Under blue skies and warm sunshine, Palmer, who died on Sunday aged 87, was honored in a touching video montage of his life and exploits on the golf course, and a moment of silence was observed for the man who was known simply as, 'The King'.
Thousands of fans crowded a grassy expanse in front of a stage set under a giant banner of the gold trophy donated in 1927 by Samuel Ryder as a prize for the international competition held every two years.
Before the introduction of U.S. Ryder Cup captain Davis Love III and European captain Darren Clarke and their 12-man teams, two fabled Ryder players and captains - Jack Nicklaus and Tony Jacklin - were saluted for an iconic moment of sportsmanship.
Jacklin and Nicklaus were deadlocked in 1969, as was the overall score, heading to the last hole of the closest Ryder Cup matches to date when Nicklaus conceded a two-foot par putt to Jacklin rather than make him convert in the intense pressure for what resulted in the first Ryder Cup draw, at 16-16.

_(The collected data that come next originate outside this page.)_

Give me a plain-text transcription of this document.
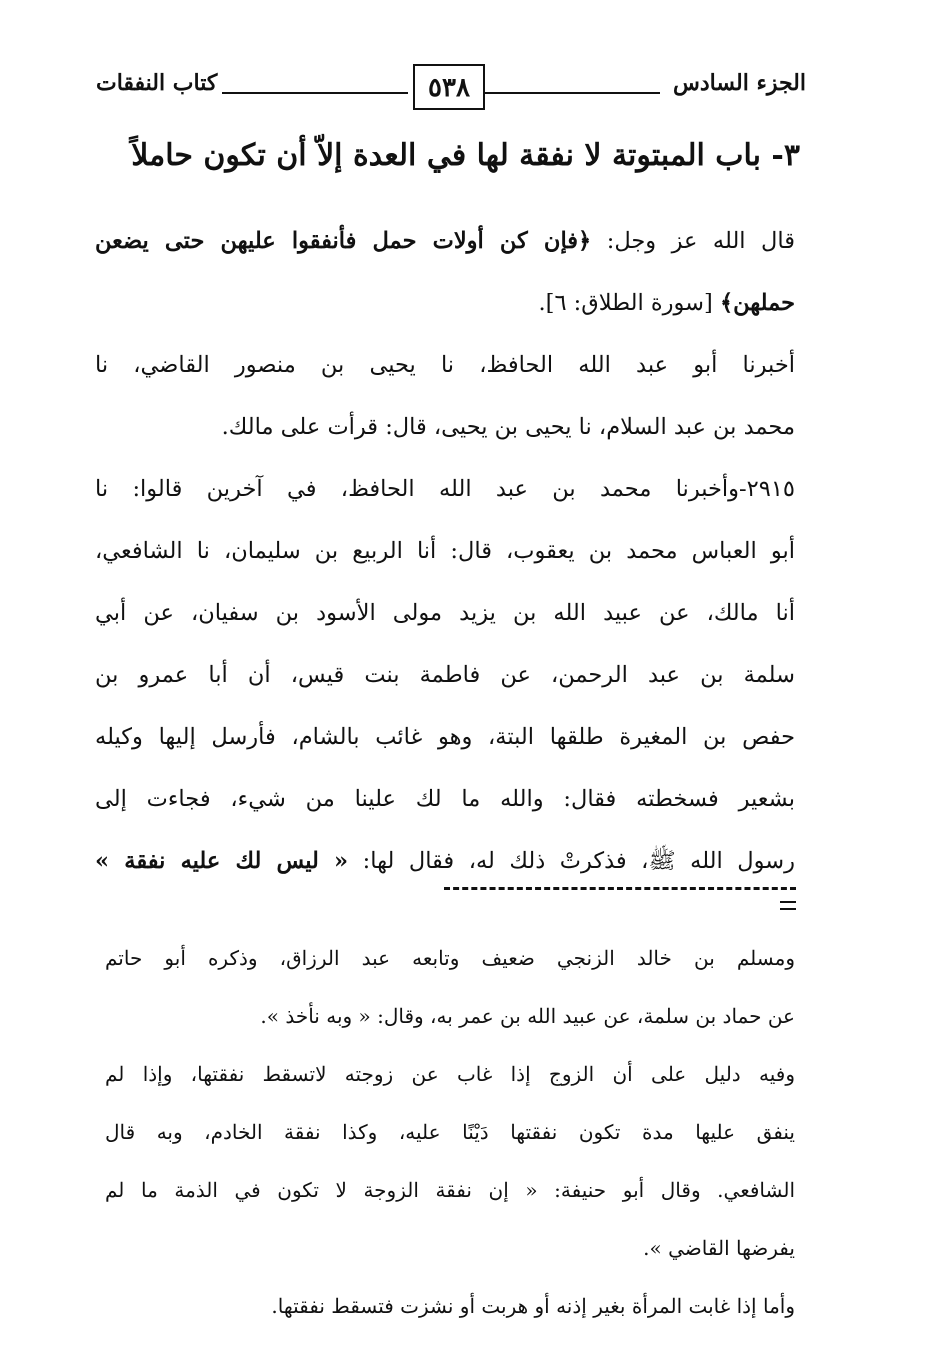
الجزء السادس
٥٣٨
كتاب النفقات
٣- باب المبتوتة لا نفقة لها في العدة إلاّ أن تكون حاملاً
قال الله عز وجل: ﴿فإن كن أولات حمل فأنفقوا عليهن حتى يضعن
حملهن﴾ [سورة الطلاق: ٦].
أخبرنا أبو عبد الله الحافظ، نا يحيى بن منصور القاضي، نا
محمد بن عبد السلام، نا يحيى بن يحيى، قال: قرأت على مالك.
٢٩١٥-وأخبرنا محمد بن عبد الله الحافظ، في آخرين قالوا: نا
أبو العباس محمد بن يعقوب، قال: أنا الربيع بن سليمان، نا الشافعي،
أنا مالك، عن عبيد الله بن يزيد مولى الأسود بن سفيان، عن أبي
سلمة بن عبد الرحمن، عن فاطمة بنت قيس، أن أبا عمرو بن
حفص بن المغيرة طلقها البتة، وهو غائب بالشام، فأرسل إليها وكيله
بشعير فسخطته فقال: والله ما لك علينا من شيء، فجاءت إلى
رسول الله ﷺ، فذكرتْ ذلك له، فقال لها: « ليس لك عليه نفقة »
ومسلم بن خالد الزنجي ضعيف وتابعه عبد الرزاق، وذكره أبو حاتم
عن حماد بن سلمة، عن عبيد الله بن عمر به، وقال: « وبه نأخذ ».
وفيه دليل على أن الزوج إذا غاب عن زوجته لاتسقط نفقتها، وإذا لم
ينفق عليها مدة تكون نفقتها دَيْنًا عليه، وكذا نفقة الخادم، وبه قال
الشافعي. وقال أبو حنيفة: « إن نفقة الزوجة لا تكون في الذمة ما لم
يفرضها القاضي ».
وأما إذا غابت المرأة بغير إذنه أو هربت أو نشزت فتسقط نفقتها.
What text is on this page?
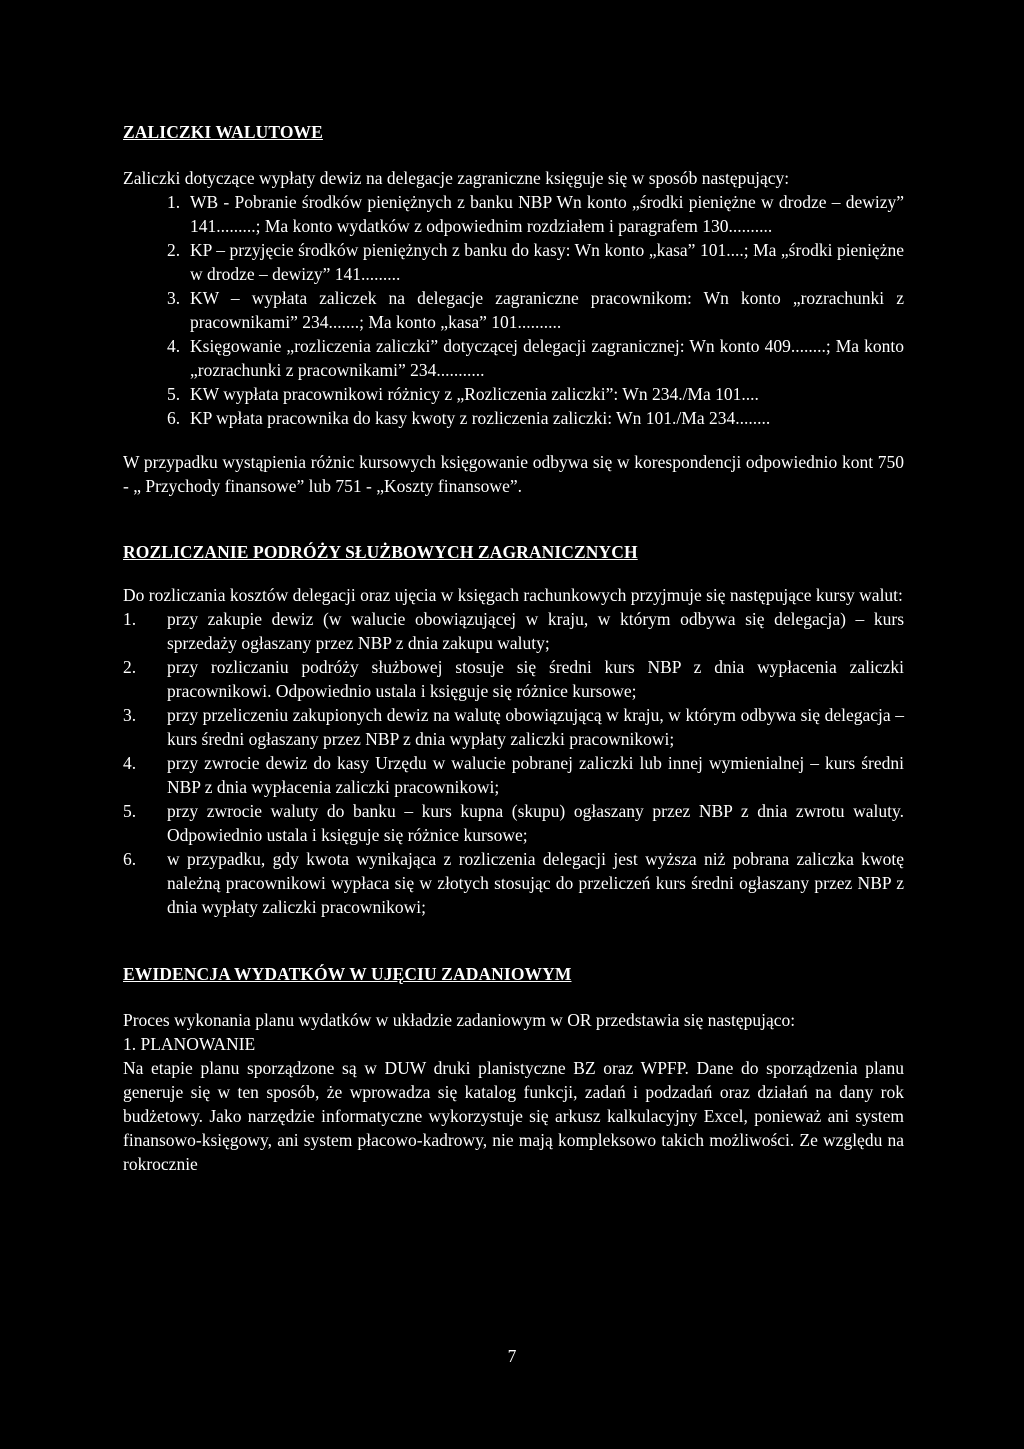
ZALICZKI WALUTOWE

Zaliczki dotyczące wypłaty dewiz na delegacje zagraniczne księguje się w sposób następujący:

1. WB - Pobranie środków pieniężnych z banku NBP Wn konto „środki pieniężne w drodze – dewizy” 141.........; Ma konto wydatków z odpowiednim rozdziałem i paragrafem 130..........
2. KP – przyjęcie środków pieniężnych z banku do kasy: Wn konto „kasa” 101....; Ma „środki pieniężne w drodze – dewizy” 141.........
3. KW – wypłata zaliczek na delegacje zagraniczne pracownikom: Wn konto „rozrachunki z pracownikami” 234.......; Ma konto „kasa” 101..........
4. Księgowanie „rozliczenia zaliczki” dotyczącej delegacji zagranicznej: Wn konto 409........; Ma konto „rozrachunki z pracownikami” 234...........
5. KW wypłata pracownikowi różnicy z „Rozliczenia zaliczki”: Wn 234./Ma 101....
6. KP wpłata pracownika do kasy kwoty z rozliczenia zaliczki: Wn 101./Ma 234........

W przypadku wystąpienia różnic kursowych księgowanie odbywa się w korespondencji odpowiednio kont 750 - „ Przychody finansowe” lub 751 - „Koszty finansowe”.

ROZLICZANIE PODRÓŻY SŁUŻBOWYCH ZAGRANICZNYCH

Do rozliczania kosztów delegacji oraz ujęcia w księgach rachunkowych przyjmuje się następujące kursy walut:

1. przy zakupie dewiz (w walucie obowiązującej w kraju, w którym odbywa się delegacja) – kurs sprzedaży ogłaszany przez NBP z dnia zakupu waluty;
2. przy rozliczaniu podróży służbowej stosuje się średni kurs NBP z dnia wypłacenia zaliczki pracownikowi. Odpowiednio ustala i księguje się różnice kursowe;
3. przy przeliczeniu zakupionych dewiz na walutę obowiązującą w kraju, w którym odbywa się delegacja – kurs średni ogłaszany przez NBP z dnia wypłaty zaliczki pracownikowi;
4. przy zwrocie dewiz do kasy Urzędu w walucie pobranej zaliczki lub innej wymienialnej – kurs średni NBP z dnia wypłacenia zaliczki pracownikowi;
5. przy zwrocie waluty do banku – kurs kupna (skupu) ogłaszany przez NBP z dnia zwrotu waluty. Odpowiednio ustala i księguje się różnice kursowe;
6. w przypadku, gdy kwota wynikająca z rozliczenia delegacji jest wyższa niż pobrana zaliczka kwotę należną pracownikowi wypłaca się w złotych stosując do przeliczeń kurs średni ogłaszany przez NBP z dnia wypłaty zaliczki pracownikowi;
EWIDENCJA WYDATKÓW W UJĘCIU ZADANIOWYM

Proces wykonania planu wydatków w układzie zadaniowym w OR przedstawia się następująco:

1. PLANOWANIE

Na etapie planu sporządzone są w DUW druki planistyczne BZ oraz WPFP. Dane do sporządzenia planu generuje się w ten sposób, że wprowadza się katalog funkcji, zadań i podzadań oraz działań na dany rok budżetowy. Jako narzędzie informatyczne wykorzystuje się arkusz kalkulacyjny Excel, ponieważ ani system finansowo-księgowy, ani system płacowo-kadrowy, nie mają kompleksowo takich możliwości. Ze względu na rokrocznie

7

After receiving a long, standing ovation, Nicklaus said: "Arnold touched every aspect of the golf world including the Ryder Cup," said Nicklaus, who called his one-time rival, "the most popular person ever to play the game.""We all feel his love and dedicate these games to his honor."
A U.S. National Guard band, big musical production numbers, stirring renditions of the anthems and a rumbling jet flyover created a festive atmosphere.